Copper dropped for a second straight day after the U.S. economy expanded less than forecast last quarter and the International Monetary Fund said it will lower its growth outlook for the country.
U.S. gross domestic product increased at a 0.1 percent annual rate, below the 0.5 percent median forecast of 83 economists surveyed by Bloomberg, government data showed today. About $85 billion in U.S. spending cuts due to begin tomorrow will shave at least 0.5 percentage point from U.S. expansion, currently estimated at 2 percent this year, William Murray, an IMF spokesman, said today.
“The slow GDP growth we’re seeing is a concern going forward, and the IMF adds to those fears,” David Meger, the director of metal trading at Vision Financial Markets in Chicago, said in a telephone interview. “The firmness in the dollar is also pressuring commodities across the board.”

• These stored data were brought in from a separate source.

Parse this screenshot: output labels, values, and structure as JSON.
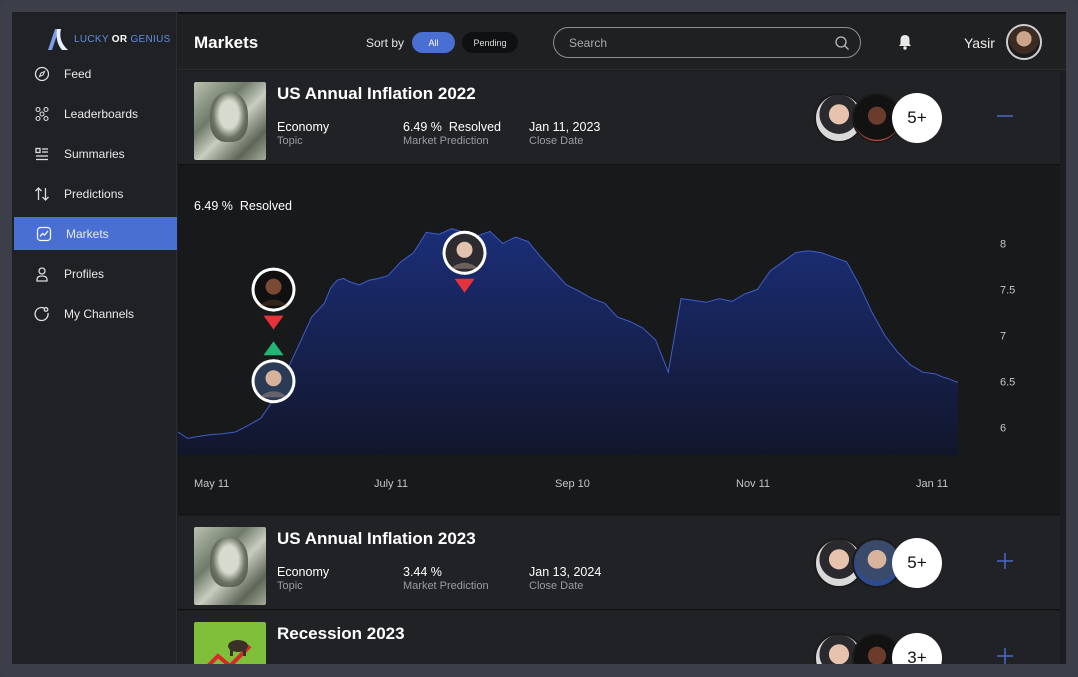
{
  "app": {
    "logo": {
      "word1": "LUCKY",
      "word2": "OR",
      "word3": "GENIUS"
    },
    "brand_color": "#4a6fd3"
  },
  "sidebar": {
    "items": [
      {
        "label": "Feed",
        "icon": "compass-icon",
        "active": false
      },
      {
        "label": "Leaderboards",
        "icon": "network-icon",
        "active": false
      },
      {
        "label": "Summaries",
        "icon": "list-icon",
        "active": false
      },
      {
        "label": "Predictions",
        "icon": "sort-arrows-icon",
        "active": false
      },
      {
        "label": "Markets",
        "icon": "trend-chart-icon",
        "active": true
      },
      {
        "label": "Profiles",
        "icon": "user-icon",
        "active": false
      },
      {
        "label": "My Channels",
        "icon": "channel-icon",
        "active": false
      }
    ]
  },
  "header": {
    "title": "Markets",
    "sort_label": "Sort by",
    "sort_all": "All",
    "sort_pending": "Pending",
    "search_placeholder": "Search",
    "user_name": "Yasir"
  },
  "markets": [
    {
      "title": "US Annual Inflation 2022",
      "topic": "Economy",
      "topic_label": "Topic",
      "prediction": "6.49 %  Resolved",
      "prediction_label": "Market Prediction",
      "close_date": "Jan 11, 2023",
      "close_label": "Close Date",
      "more": "5+",
      "expanded": true
    },
    {
      "title": "US Annual Inflation 2023",
      "topic": "Economy",
      "topic_label": "Topic",
      "prediction": "3.44 %",
      "prediction_label": "Market Prediction",
      "close_date": "Jan 13, 2024",
      "close_label": "Close Date",
      "more": "5+",
      "expanded": false
    },
    {
      "title": "Recession 2023",
      "more": "3+",
      "expanded": false
    }
  ],
  "chart_data": {
    "type": "area",
    "status_text": "6.49 %  Resolved",
    "x_tick_labels": [
      "May 11",
      "July 11",
      "Sep 10",
      "Nov 11",
      "Jan 11"
    ],
    "y_ticks": [
      6,
      6.5,
      7,
      7.5,
      8
    ],
    "ylim": [
      5.7,
      8.2
    ],
    "x_range": [
      0,
      245
    ],
    "series": [
      {
        "x": [
          0,
          3,
          6,
          10,
          14,
          18,
          22,
          26,
          30,
          34,
          38,
          42,
          46,
          48,
          50,
          52,
          54,
          57,
          60,
          63,
          66,
          70,
          74,
          78,
          82,
          86,
          90,
          94,
          98,
          102,
          106,
          110,
          114,
          118,
          122,
          126,
          130,
          134,
          138,
          142,
          146,
          150,
          154,
          158,
          162,
          166,
          170,
          174,
          178,
          182,
          186,
          190,
          194,
          198,
          202,
          206,
          210,
          214,
          218,
          222,
          226,
          230,
          234,
          238,
          240,
          242,
          244,
          245
        ],
        "y": [
          5.95,
          5.88,
          5.9,
          5.92,
          5.93,
          5.95,
          6.02,
          6.1,
          6.3,
          6.6,
          6.9,
          7.2,
          7.35,
          7.52,
          7.6,
          7.62,
          7.58,
          7.55,
          7.6,
          7.62,
          7.65,
          7.8,
          7.9,
          8.12,
          8.1,
          8.16,
          8.12,
          8.08,
          8.13,
          8.0,
          8.07,
          8.02,
          7.85,
          7.7,
          7.55,
          7.48,
          7.4,
          7.35,
          7.2,
          7.15,
          7.08,
          6.95,
          6.6,
          7.4,
          7.38,
          7.36,
          7.4,
          7.37,
          7.45,
          7.5,
          7.7,
          7.8,
          7.9,
          7.92,
          7.9,
          7.85,
          7.8,
          7.55,
          7.25,
          7.0,
          6.82,
          6.68,
          6.6,
          6.58,
          6.55,
          6.53,
          6.5,
          6.49
        ]
      }
    ],
    "markers": [
      {
        "x": 30,
        "y": 7.15,
        "direction": "down",
        "color": "#e5323b",
        "who": "avatar-bearded"
      },
      {
        "x": 30,
        "y": 6.85,
        "direction": "up",
        "color": "#22b573",
        "who": "avatar-suit"
      },
      {
        "x": 90,
        "y": 7.55,
        "direction": "down",
        "color": "#e5323b",
        "who": "avatar-elon"
      }
    ],
    "area_color": "#1c2c6e",
    "line_color": "#3f5ec7",
    "grid": false
  }
}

Copper futures for May delivery declined 0.5 percent to $3.549 a pound at 12:10 p.m. on the Comex in New York. Through yesterday, prices were down 4.4 percent in February, heading for the first monthly decline since October.
Stockpiles tracked by the London Metal Exchange increased for a fifth straight month, while inventories monitored by the Shanghai Futures Exchange are up 49 percent since the end of June.
On the LME, copper for delivery in three months slumped 0.7 percent to $7,818 a metric ton ($3.55 a pound).
Nickel, aluminum, tin, lead and zinc also fell in London.